A colleague posed the question once what right we have, as writers and photographers, to publish our experiences in the mountains. I told him that there is no question, really: that our experiences are our own to do with as we please.
But then I think the question that he asked was not the question that he meant. I suppose now that he was probing the pangs of guilt he felt for somehow spoiling a secret that wasn’t his to share, say, the relative position of cats and bags with respect to top-secret fishing holes, hunting camps, and powder stashes.
Public lands are, to be sure, ours to enjoy and to share. The notion of a private fishing spot or family hunting camp are categorically at odds with America’s best idea. We don’t need to ask permission to go skiing, or hiking, or hunting, and that’s what separates the American West as a bastion of democratic ideals: I own 640 million acres of public land. (Hey! So do you!)
An essential part of the backcountry landscape is its capacity for solitude. If every single American was spread evenly across our public land, we would have a hard time seeing the next nearest human. Time in the mountains gives us the opportunity to feel small and vulnerable and disconnected from what feels increasingly like an irrevocably chaotic modern world, and as we spend time in these places we forge personal relationships with them. Seeing your favorite backcountry haunt on some college sophomore’s Instagram feed is infuriating. Violating.
But like that Woodie Gurthrie song goes, we don’t own that land alone. Sharing photographs, stories, and maps celebrates the places that make us whole and inspire others to get out, and it risks ruining the mystery for those to come.

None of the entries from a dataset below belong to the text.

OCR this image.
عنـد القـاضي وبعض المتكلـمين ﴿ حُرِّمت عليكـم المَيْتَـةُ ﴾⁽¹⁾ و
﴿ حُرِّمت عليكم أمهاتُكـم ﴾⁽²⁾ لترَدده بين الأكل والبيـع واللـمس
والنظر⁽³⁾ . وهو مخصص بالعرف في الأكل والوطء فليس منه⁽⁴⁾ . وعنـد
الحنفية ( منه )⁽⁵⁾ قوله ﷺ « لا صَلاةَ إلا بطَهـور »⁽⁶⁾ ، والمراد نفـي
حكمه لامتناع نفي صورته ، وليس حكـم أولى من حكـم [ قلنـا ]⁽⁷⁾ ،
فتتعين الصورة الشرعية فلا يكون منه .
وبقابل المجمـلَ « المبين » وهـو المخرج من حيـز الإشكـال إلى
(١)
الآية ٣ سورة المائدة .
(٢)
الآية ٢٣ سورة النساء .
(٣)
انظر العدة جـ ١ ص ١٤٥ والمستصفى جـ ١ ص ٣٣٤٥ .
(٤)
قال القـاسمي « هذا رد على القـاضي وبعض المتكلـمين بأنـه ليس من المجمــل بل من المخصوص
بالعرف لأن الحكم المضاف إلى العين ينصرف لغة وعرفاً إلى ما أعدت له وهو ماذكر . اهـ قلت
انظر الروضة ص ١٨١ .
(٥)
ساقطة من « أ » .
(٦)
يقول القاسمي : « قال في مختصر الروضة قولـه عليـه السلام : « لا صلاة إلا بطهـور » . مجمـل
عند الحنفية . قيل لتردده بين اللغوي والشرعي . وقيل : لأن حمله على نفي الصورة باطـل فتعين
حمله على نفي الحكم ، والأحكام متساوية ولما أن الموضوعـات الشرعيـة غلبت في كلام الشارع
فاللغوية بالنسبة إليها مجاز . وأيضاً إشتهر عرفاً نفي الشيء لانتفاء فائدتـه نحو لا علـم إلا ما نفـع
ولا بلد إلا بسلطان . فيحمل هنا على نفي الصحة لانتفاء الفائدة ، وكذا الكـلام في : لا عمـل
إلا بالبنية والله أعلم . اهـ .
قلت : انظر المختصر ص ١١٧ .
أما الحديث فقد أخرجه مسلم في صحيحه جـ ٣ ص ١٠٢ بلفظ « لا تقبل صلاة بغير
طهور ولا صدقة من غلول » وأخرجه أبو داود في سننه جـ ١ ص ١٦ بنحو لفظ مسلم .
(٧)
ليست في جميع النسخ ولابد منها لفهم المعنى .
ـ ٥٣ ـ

We walk a line between inspiration and exploitation; these places are ours to enjoy but not to diminish.
Whether publicizing these rare places diminishes them is up for debate. I doubt that anyone who’s visited Yellowstone or Zion National Parks in recent years would argue that their wilderness experience was unsullied, and a recent proposal to build a gondola to the bottom of the Grand Canyon rightly faced furious dissent. But people have to know something to care about it, and we are at risk now of losing our public land.
Make no mistake that western public land is under attack. The Republican National Committee adopted as a tenet of its platform to “urge the transfer of [Federal] lands … to all willing states.” A bill is before Congress now (HR 621) to compel the sale of Federal lands across the west. The American Lands Council is hard at work to bypass voters and decentralize public land management.
Public land transfers cannot be undone, and their protection relies on the attention and care of every American. In the face of real economic and political uncertainty, exposure to wild places wanes as people work to stay at work and keep food on the table. In times of prosperity, free time and disposable income not everyone thinks of a frigid 12-hour slog through the mountains as “fun,” but appreciates the value inherent to such places being free.
So sure, tweeting the coordinates of the last place you caught a 25 lb. brown trout is probably going to get you some dirty looks at the bar. But never feel shame for promoting the wild places you love. They need the attention.